Operating Profits Rose
In the fourth quarter last year, after-tax profits fell to $58.21 million from $83.74 million the year before as revenue rose to $803.61 million from $748.67 million. However, quarterly operating profits--before interest expense and provisions for sale of assets--rose 22% to $148.15 million.
Times Mirror said the latest period included a loss of $13.1 million from the pending sale of an 80% stake in its Publishers Paper newsprint and forest products division and a gain of $7.3 million on sale of its interest in a Long Beach cable television system. The year-ago quarter included a $31.6-million pretax gain on the sale of securities.
For all of 1985, the company reported pretax gains of $41.1 million on sales of assets, compared to gains of $31.6 million in 1984.

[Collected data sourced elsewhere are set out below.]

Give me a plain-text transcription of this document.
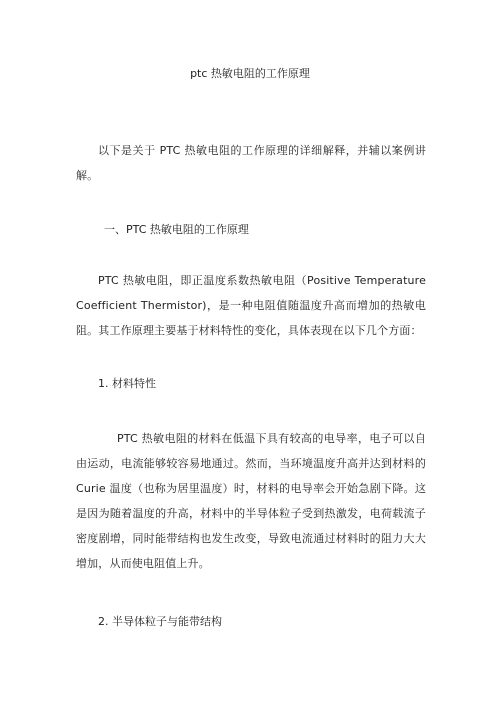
ptc 热敏电阻的工作原理

以下是关于 PTC 热敏电阻的工作原理的详细解释，并辅以案例讲解。

一、PTC 热敏电阻的工作原理

PTC 热敏电阻，即正温度系数热敏电阻（Positive Temperature Coefficient Thermistor)，是一种电阻值随温度升高而增加的热敏电阻。其工作原理主要基于材料特性的变化，具体表现在以下几个方面：

1. 材料特性

PTC 热敏电阻的材料在低温下具有较高的电导率，电子可以自由运动，电流能够较容易地通过。然而，当环境温度升高并达到材料的 Curie 温度（也称为居里温度）时，材料的电导率会开始急剧下降。这是因为随着温度的升高，材料中的半导体粒子受到热激发，电荷载流子密度剧增，同时能带结构也发生改变，导致电流通过材料时的阻力大大增加，从而使电阻值上升。

2. 半导体粒子与能带结构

Times Mirror said its newspaper publishing, newsprint and forest products, cable television, and book, magazine and other publishing operations showed improved operating profits for the year. Broadcast television, however, was down slightly, as were its other operations, reflecting the absence of the art and graphic products unit, which was sold.
All of the company's businesses contributed to the rise in fourth-quarter operating profits, the company said.
Robert F. Erburu, chairman, president and chief executive, said he expects the company to benefit in 1986 from continued expense control and productivity gains. But he added that the first quarter's results will be affected by the pending disposition of certain operations.
The reincorporation change, which was approved by more than 74% of the outstanding shares at a meeting held in Los Angeles, includes adoption of various related measures intended "to promote stability of the company's shareholder base and to render more difficult certain unsolicited or hostile takeover attempts."
The other measures include establishment of staggered terms for directors and a required "supermajority" of shareholders to approve certain mergers and other business combinations.